Эксперты «Лаборатории Касперского» обнаружили, что с середины 2024 года и по сей день российские организации атакует группа хактивистов BO Team. С атаками BO Team столкнулись десятки российских организаций из госсектора, а также из сфер ИТ, телекоммуникаций, производства.
Для получения первоначального доступа к системам потенциальных жертв злоумышленники используют целевой фишинг и тщательно продуманные схемы социальной инженерии, рассказывают исследователи.
BO Team также известна под названиями Black Owl, Lifting Zmiy и Hoody Hyena. Впервые группа заявила о себе в начале 2024 года через свой Telegram-канал.
В основном она занимается уничтожением ИТ-инфраструктуры жертвы, а в некоторых случаях шифрованием данных и вымогательством. То есть злоумышленники ориентированы как на максимальное нанесение ущерба атакованной организации, так и на извлечение финансовой выгоды. Среди основных мишеней злоумышленников — госсектор и крупные предприятия.
Для получения первоначального доступа хакеры используют фишинговые рассылки с вредоносными вложениями. Если открыть прикрепленный к письму файл, запускается цепочка компрометации. В результате в системе жертвы выполняется один из распространенных бэкдоров: DarkGate, BrockenDoor или Remcos.
При этом фишинг сопровождается тщательно спланированной кампанией социальной инженерии. Так, в некоторых случаях группировка маскируется под неназванную реальную организацию, которая специализируется на автоматизации технологических процессов. Эта компания выбрана не случайно: ее род деятельности создает правдоподобный контекст для обращения к потенциальным жертвам в государственном, технологическом и энергетическом секторах.

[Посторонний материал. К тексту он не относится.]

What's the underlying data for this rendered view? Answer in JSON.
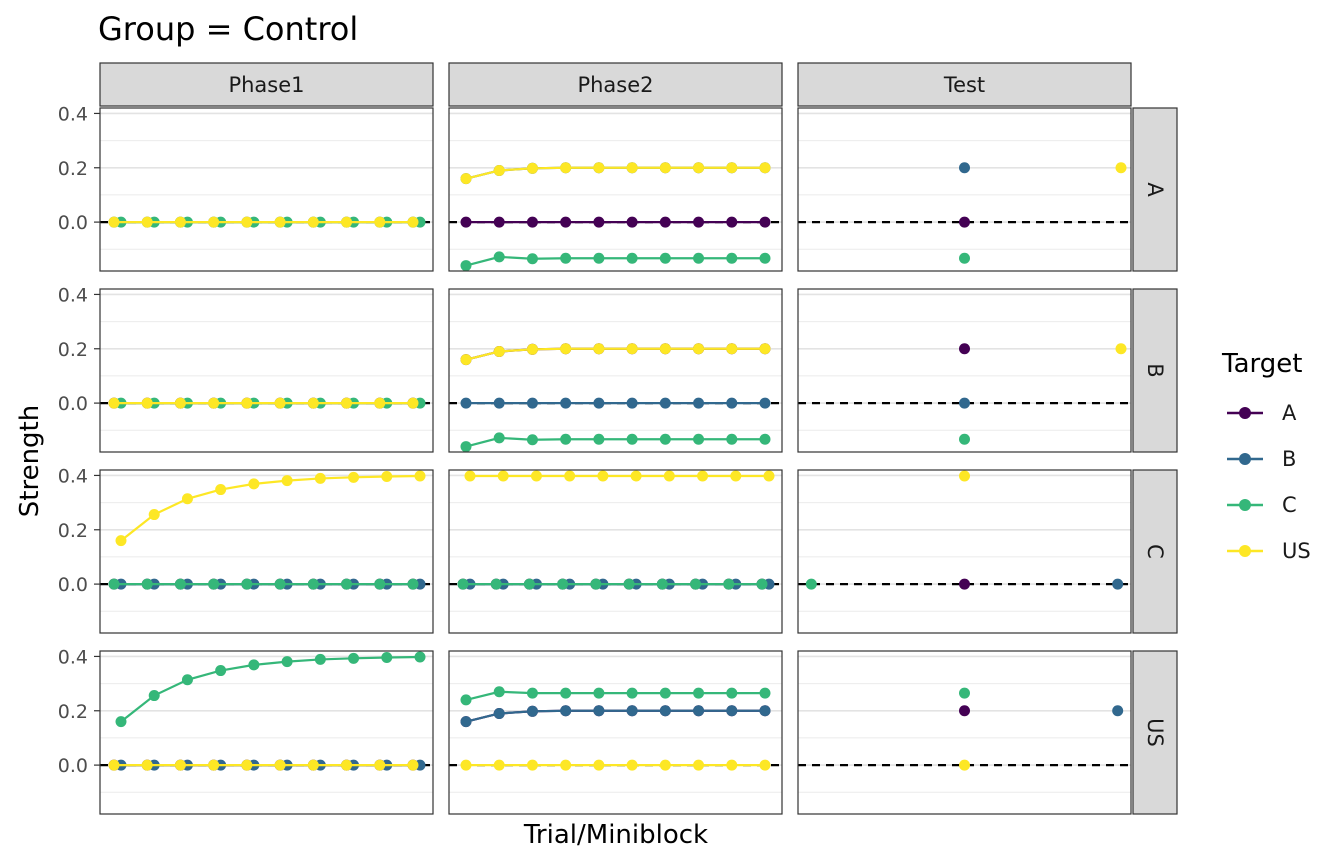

Для отвлечения внимания жертв некоторые вредоносные вложения, приводящие к запуску бэкдора, не только инициируют загрузку малвари, но и открывают документ-приманку. Так, в одном из случаев использовался PDF-файл, имитирующий сопроводительное письмо от поддельной организации. Документ якобы содержал детали коммерческого предложения, что создавало иллюзию легитимности происходящего.
Параллельно образец из вложения открывал в браузере страницу одного из популярных онлайн-сервисов по проверке контрагентов. Сайт содержал информацию о реально существующей компании, под которую маскировались злоумышленники. Таким образом хакеры усиливали доверие к своей рассылке: это могло снизить уровень настороженности у жертвы и помогало успешно завершить начальный этап атаки.
После получения первоначального доступа к целевым системам злоумышленники полагаются в развитии атаки на использование техники Living off the Land (LotL), то есть используют встроенные средства ОС Windows. Они маскируют свои инструменты и процедуры под легитимное ПО, присваивая вредоносным компонентам имена, схожие с системными или общеизвестными исполняемыми файлами.
Для обеспечения постоянного доступа к скомпрометированной инфраструктуре BO Team применяет ряд техник, одна из которых — создание запланированных задач в Windows. Для повышения привилегий злоумышленники используют ранее скомпрометированные учетные записи, принадлежащие штатным сотрудникам организации.
После компрометации целевых систем хакеры уничтожают резервные копии файлов и виртуальную инфраструктуру компании, а также удаляет данные с хостов с помощью утилиты SDelete. Эксперты предупреждают, что в отдельных случаях злоумышленники дополнительно используют шифровальщик Babuk, чтобы потребовать от жертвы выкуп. Сборки созданы с помощью оригинального билдера Babuk, утекшего в открытый доступ в 2021 году.
Про некоторые из своих атак BO Team сообщает в своем Telegram-канале, что, по словам исследователей, служит как элементом психологического давления на жертв, так и способом самопозиционирования в медиапространстве, характерным для хактивистских группировок.
«Мы относим BO Team к проукраинскому кластеру, однако в ходе анализа мы не выявили прямых технических признаков координации действий или совместного использования инструментов с другими группировками. Деятельность BO Team характеризуется высокой степенью автономности и применением уникальных, нехарактерных для остальных участников кластера инструментов и техник. Мы относим группу к кластеру преимущественно из-за общей идейной направленности их операций», — заключают исследователи.